In March, John Ponde Magufuli died in a French hospital from cardiac arrest, with the rumour mills saying he was killed by COVID-19. Other than the fire-brand late Tanzanian leader,  former Burundian President, Pierre Nkurunziza and late Ivorian Prime Minister, Amadou Gon Coulibaly are some of the high-profile Africans who have died abroad in recent times.

African leaders are quick to get on the next flight to Europe, India and the United States at the slightest ache while their citizens grapple with poor, stifling health systems stifled by the same ruling class.

In Nigeria, there’s an average ratio of 1 doctor to over 2400 patients with the medical professionals being overwhelmed, underpaid and frustrated by the system. 

The statistics are poorer in Kenya where one medical doctor is expected to attend to 16,000 patients. South Africa pegs its nemesis at 1 per 2500 patients and these are some of Africa’s “biggest economies”.

At different periods, medical doctors from these countries have cried bitterly to their governments to improve work conditions in order to increase efficiency and effectiveness.

In 2001, representatives of African countries met in Abuja to peg their health budgets at 15% of the total budget.

Two decades after, one can count the number of African countries that have kept that promise on one hand. 

 In the available budget declared yearly, many African countries still struggle with building health infrastructure and paying medical officers to top it. 

Where Africa has opened its walls for foreign companies to invest, there have been minimal investment in the healthcare sector and where any is available, it is made for the wealthiest elites at cut-throat charges.

COVID-19 may appear to have been cornered on the continent with many Africans escaping its complications by the whiskers to the astonishment of the developed economies but it doesn’t change the fact that Africa’s health systems are still crippled and poorly developed.

Medical insurance on the continent is largely non-existent and inaccessible as corruption rips the system apart. 
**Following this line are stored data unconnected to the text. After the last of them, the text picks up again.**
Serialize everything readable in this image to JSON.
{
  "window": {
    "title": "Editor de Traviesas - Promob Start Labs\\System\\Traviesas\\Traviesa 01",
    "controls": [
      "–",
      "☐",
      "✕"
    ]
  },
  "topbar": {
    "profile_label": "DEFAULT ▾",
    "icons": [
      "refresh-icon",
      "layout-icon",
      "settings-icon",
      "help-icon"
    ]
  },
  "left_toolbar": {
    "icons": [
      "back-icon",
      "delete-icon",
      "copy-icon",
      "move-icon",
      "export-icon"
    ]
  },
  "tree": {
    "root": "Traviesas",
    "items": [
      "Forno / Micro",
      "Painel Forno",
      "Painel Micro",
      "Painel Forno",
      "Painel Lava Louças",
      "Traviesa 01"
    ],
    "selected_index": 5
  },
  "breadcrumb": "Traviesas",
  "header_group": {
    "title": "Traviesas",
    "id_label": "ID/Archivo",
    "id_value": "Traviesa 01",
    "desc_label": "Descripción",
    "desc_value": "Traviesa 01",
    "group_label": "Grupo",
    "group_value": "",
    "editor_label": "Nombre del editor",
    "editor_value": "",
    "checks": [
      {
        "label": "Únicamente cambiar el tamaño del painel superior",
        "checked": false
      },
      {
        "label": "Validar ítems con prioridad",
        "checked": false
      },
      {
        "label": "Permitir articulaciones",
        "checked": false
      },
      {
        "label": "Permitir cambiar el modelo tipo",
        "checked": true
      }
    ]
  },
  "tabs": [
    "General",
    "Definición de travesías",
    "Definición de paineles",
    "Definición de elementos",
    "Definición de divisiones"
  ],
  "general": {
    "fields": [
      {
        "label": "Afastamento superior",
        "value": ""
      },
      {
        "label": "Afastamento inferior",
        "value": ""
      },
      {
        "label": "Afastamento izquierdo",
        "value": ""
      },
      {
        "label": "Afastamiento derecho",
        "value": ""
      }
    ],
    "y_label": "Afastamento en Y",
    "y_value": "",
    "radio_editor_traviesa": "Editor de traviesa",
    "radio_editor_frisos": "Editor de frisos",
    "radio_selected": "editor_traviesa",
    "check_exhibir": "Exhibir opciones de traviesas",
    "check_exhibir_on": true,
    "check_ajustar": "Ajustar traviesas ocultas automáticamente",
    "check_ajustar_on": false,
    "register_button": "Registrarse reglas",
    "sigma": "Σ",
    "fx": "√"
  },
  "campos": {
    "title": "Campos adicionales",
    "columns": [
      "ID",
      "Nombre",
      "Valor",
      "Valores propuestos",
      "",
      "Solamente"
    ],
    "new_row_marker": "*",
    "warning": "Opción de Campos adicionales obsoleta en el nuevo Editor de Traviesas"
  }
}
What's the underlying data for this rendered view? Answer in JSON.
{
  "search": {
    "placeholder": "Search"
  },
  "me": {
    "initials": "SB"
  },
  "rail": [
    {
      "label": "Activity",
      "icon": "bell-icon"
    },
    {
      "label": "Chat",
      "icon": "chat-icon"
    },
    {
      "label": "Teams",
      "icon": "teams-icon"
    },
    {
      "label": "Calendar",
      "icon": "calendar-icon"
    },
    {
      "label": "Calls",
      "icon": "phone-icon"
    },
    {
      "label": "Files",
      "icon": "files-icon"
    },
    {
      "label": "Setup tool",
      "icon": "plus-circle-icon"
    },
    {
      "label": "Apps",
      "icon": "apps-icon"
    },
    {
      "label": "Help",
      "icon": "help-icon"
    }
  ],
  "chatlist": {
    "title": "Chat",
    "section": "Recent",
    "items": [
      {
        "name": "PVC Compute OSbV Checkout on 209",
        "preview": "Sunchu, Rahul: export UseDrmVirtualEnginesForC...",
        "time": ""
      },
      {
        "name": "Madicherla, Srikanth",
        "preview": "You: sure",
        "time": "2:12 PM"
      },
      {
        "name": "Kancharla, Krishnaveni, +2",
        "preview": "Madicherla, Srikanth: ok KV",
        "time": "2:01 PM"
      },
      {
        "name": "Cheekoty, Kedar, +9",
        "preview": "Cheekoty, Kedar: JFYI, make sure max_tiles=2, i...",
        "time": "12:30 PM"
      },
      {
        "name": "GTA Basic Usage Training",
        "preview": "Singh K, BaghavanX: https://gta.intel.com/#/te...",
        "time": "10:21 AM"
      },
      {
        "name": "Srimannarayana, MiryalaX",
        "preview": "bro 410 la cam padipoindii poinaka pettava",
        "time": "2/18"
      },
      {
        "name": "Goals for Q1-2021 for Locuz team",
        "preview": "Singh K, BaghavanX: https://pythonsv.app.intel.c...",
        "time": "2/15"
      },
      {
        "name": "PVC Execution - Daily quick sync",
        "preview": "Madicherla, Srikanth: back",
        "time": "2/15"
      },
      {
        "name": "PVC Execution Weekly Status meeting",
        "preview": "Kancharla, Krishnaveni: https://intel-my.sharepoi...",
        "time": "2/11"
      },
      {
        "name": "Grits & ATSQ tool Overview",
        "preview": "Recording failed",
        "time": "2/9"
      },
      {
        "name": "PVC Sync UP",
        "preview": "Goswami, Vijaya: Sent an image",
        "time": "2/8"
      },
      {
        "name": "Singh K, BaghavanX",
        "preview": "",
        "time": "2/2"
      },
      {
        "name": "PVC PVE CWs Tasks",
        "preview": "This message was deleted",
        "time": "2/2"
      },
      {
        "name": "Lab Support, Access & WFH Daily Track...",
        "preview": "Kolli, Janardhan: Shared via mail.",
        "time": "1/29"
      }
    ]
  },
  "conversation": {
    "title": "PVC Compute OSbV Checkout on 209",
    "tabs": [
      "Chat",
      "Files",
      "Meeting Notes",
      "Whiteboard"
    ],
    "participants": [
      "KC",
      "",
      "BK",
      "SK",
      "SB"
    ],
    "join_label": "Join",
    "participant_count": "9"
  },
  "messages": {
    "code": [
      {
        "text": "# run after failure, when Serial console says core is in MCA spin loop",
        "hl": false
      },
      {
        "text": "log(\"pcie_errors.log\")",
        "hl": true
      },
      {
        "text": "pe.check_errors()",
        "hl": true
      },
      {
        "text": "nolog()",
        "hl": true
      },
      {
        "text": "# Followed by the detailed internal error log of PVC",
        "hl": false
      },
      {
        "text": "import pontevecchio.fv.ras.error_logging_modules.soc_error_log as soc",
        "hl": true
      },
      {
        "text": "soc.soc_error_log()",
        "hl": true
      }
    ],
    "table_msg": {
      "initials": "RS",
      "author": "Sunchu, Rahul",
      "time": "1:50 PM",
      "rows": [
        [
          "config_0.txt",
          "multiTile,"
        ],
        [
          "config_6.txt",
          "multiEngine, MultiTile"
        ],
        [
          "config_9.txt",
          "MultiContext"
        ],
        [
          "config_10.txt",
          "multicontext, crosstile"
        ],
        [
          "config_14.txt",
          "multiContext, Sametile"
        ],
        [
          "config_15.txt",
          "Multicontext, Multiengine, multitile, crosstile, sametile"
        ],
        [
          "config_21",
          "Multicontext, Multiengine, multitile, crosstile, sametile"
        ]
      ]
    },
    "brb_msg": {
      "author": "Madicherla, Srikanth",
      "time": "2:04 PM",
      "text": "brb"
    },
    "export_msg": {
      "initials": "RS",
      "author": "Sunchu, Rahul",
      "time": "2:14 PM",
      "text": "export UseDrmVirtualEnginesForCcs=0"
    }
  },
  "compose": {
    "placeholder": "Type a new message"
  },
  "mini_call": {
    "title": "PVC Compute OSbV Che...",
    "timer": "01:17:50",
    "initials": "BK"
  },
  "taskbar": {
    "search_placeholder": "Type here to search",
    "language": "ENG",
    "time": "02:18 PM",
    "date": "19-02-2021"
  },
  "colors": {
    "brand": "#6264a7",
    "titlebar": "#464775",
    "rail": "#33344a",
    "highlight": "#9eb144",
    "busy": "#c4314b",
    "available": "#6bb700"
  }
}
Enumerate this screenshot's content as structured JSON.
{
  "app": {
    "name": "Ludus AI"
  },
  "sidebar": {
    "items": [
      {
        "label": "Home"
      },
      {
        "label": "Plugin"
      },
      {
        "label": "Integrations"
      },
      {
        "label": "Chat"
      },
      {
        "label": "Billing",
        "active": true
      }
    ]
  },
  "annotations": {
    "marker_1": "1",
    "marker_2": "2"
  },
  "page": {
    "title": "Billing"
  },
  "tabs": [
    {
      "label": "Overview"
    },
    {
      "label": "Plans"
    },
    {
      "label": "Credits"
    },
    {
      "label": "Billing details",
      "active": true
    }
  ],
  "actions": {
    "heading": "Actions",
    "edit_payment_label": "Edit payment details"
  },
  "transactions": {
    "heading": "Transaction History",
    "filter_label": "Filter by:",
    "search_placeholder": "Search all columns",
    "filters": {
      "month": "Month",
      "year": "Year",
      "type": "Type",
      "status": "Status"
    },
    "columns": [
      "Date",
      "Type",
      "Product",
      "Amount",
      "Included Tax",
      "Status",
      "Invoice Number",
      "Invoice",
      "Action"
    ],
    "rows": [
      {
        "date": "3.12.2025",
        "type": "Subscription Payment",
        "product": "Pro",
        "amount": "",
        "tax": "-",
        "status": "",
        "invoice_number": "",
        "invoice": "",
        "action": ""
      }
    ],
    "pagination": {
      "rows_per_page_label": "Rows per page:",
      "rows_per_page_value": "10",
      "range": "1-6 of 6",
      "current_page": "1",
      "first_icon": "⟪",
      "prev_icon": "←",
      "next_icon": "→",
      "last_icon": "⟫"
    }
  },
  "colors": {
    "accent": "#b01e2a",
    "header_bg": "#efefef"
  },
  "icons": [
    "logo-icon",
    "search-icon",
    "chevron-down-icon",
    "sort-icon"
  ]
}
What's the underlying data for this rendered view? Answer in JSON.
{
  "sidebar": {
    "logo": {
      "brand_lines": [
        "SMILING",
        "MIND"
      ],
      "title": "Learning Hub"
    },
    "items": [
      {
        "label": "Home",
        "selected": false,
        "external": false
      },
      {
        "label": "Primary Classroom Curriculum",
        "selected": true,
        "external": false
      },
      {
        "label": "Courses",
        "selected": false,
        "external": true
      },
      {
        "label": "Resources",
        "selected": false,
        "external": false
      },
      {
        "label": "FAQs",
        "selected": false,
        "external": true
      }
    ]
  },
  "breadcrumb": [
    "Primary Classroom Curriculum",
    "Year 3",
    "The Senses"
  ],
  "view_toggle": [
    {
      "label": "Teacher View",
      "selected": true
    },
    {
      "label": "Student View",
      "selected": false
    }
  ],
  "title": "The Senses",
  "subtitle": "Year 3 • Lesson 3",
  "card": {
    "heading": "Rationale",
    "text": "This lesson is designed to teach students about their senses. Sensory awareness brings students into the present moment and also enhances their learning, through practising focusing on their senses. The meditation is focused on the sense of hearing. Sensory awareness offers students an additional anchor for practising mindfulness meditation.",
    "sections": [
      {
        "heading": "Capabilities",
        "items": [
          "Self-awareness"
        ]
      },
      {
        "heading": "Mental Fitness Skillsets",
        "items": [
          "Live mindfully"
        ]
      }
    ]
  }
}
As more healthcare workers sit at home in protest of terrible work conditions, many more Africans are at the risk of dying from simple, treatable medical challenges. Nigeria leads the bad examples, sadly.

In contrast, leaders who hop on to the next flight on tax payers’ money, in the most comfortable of medical facilities in the best countries, moving around the world on the wings of homely ruins and local devastation while having only indigestion and jetlag to complain about. 

Another young mother may probably die in a rural hospital or a talented kid may not live a dream owing of factors he has little to no control over. 

The man whose parents look up to him for mercy is also dying away somewhere in the diaspora, far away from home, and outside the poor systems he has neglected.

In the midst all of these, there’s an increased brain drain on the continent as Africa’a finest medical minds leave for countries where they are better remunerated and where systems are good. Sometimes against their own wish, they have had to seek pastures away from where they’d have preferred to water their grass. 

African leaders can’t keep ignoring. Like the fine print on a car’s sideview mirror, the dangers behind are closer than they appear.